What Do Expectations and Transactions Have In Common?

August 09, 2018

What if we decided not to tell you?

You're expecting an answer. What if we didn't give it?

Besides getting irritated and probably just bouncing from this page, wouldn’t you also feel cheated or short-changed? Because we'd have offered something, then took it back. We'd have failed to fulfill our side of the bargain...and that’s precisely the point.

That’s what expectations and transactions have in common.

They’re both exchanges, or at least, they’re supposed to be.

We started this exchange by offering something: to answer a question. You bought into it by opening the article, and now it’s time to supply what we promised. That’s how expectations and transactions should work.
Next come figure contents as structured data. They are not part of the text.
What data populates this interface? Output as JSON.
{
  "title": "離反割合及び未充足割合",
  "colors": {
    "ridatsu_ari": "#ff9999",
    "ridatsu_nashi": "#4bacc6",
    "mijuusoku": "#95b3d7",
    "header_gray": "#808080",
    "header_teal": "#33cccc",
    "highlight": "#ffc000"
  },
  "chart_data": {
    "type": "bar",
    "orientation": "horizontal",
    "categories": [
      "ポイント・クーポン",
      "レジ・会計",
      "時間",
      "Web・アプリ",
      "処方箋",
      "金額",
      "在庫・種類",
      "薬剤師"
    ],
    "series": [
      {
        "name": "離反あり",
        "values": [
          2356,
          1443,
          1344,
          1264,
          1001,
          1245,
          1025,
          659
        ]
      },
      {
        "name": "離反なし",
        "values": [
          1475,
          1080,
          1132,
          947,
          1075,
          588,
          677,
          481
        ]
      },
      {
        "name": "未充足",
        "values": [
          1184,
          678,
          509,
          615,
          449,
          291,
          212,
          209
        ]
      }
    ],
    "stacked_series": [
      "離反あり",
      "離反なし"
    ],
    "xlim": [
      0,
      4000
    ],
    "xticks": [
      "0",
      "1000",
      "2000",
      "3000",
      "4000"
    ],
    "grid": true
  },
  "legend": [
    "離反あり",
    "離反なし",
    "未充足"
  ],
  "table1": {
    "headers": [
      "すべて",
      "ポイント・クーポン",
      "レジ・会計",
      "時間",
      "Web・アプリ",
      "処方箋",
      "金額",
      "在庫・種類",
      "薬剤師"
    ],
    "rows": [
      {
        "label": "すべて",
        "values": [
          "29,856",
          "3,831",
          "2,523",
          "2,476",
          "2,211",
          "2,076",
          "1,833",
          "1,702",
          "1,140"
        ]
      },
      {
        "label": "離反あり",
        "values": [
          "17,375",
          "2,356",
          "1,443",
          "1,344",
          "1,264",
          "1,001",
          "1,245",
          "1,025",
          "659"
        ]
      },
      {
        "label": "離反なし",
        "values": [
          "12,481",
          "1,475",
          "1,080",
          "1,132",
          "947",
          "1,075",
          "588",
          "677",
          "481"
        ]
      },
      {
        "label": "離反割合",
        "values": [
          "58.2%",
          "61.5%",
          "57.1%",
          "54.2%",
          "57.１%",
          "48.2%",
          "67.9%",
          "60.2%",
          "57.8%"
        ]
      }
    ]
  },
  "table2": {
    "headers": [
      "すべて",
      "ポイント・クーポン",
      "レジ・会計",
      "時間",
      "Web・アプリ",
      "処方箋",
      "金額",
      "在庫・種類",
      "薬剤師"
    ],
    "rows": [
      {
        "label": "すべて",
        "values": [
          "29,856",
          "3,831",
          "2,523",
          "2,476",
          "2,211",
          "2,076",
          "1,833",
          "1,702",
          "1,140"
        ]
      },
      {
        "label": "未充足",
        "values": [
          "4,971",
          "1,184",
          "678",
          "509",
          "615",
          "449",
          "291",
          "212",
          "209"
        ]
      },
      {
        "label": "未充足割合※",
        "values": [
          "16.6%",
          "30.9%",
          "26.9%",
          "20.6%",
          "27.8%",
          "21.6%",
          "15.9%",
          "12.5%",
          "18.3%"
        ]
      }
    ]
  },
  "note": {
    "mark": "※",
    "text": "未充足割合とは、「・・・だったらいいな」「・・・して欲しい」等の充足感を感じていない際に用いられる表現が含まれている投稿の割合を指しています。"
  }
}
Even though they’re intangible, expectations are powerful—arguably more powerful than a tangible exchange because beneath every transaction are underlying expectations. Unless we believe (expect) certain things, we won’t participate in trade. We have to trust, for example, that the other party is reliable and that we’ll be better off for making the deal.

Expectations are also powerful because when we believe we’re going to get something, it’s as if we already have it. Even if it’s not in our hands, we count on it, feel entitled to it, and will feel deprived if we don’t get it. (If you have kids, you’ve definitely learned this lesson the hard way.)

That means when we’re creating expectations—whether with our kids or customers—we’d better be really darn accurate. Because people will take what we’ve offered, and they’ll take more, but they won’t take less—at least, not for long.

What we’re after in any transaction is a good trade.

A fair exchange. A mutual benefit. We want both parties to be better off afterwards. When it comes to expectations, we can ensure a mutual benefit as long as we’re being honest. That’s true whether the other person buys into your expectation or not.

At the very least, you’re both better informed. From a consumer standpoint, the other person now knows what you offer and whether it’s for them. If not, they can move along and not waste their time.

And from a producer standpoint, we’ve gained a valuable marketing insight. We know what we’ve offered doesn’t appeal to someone. At that point, we can either change what we’re offering, how we’re offering it (as long as we’re honest), or to whom we’re offering it.

Ultimately, finding the right things to trade and the right trading partners are the keys to success—and that’s why setting realistic expectations is the basis for a good transaction.

Thanks for taking part in this transaction. We hope it’s been valuable.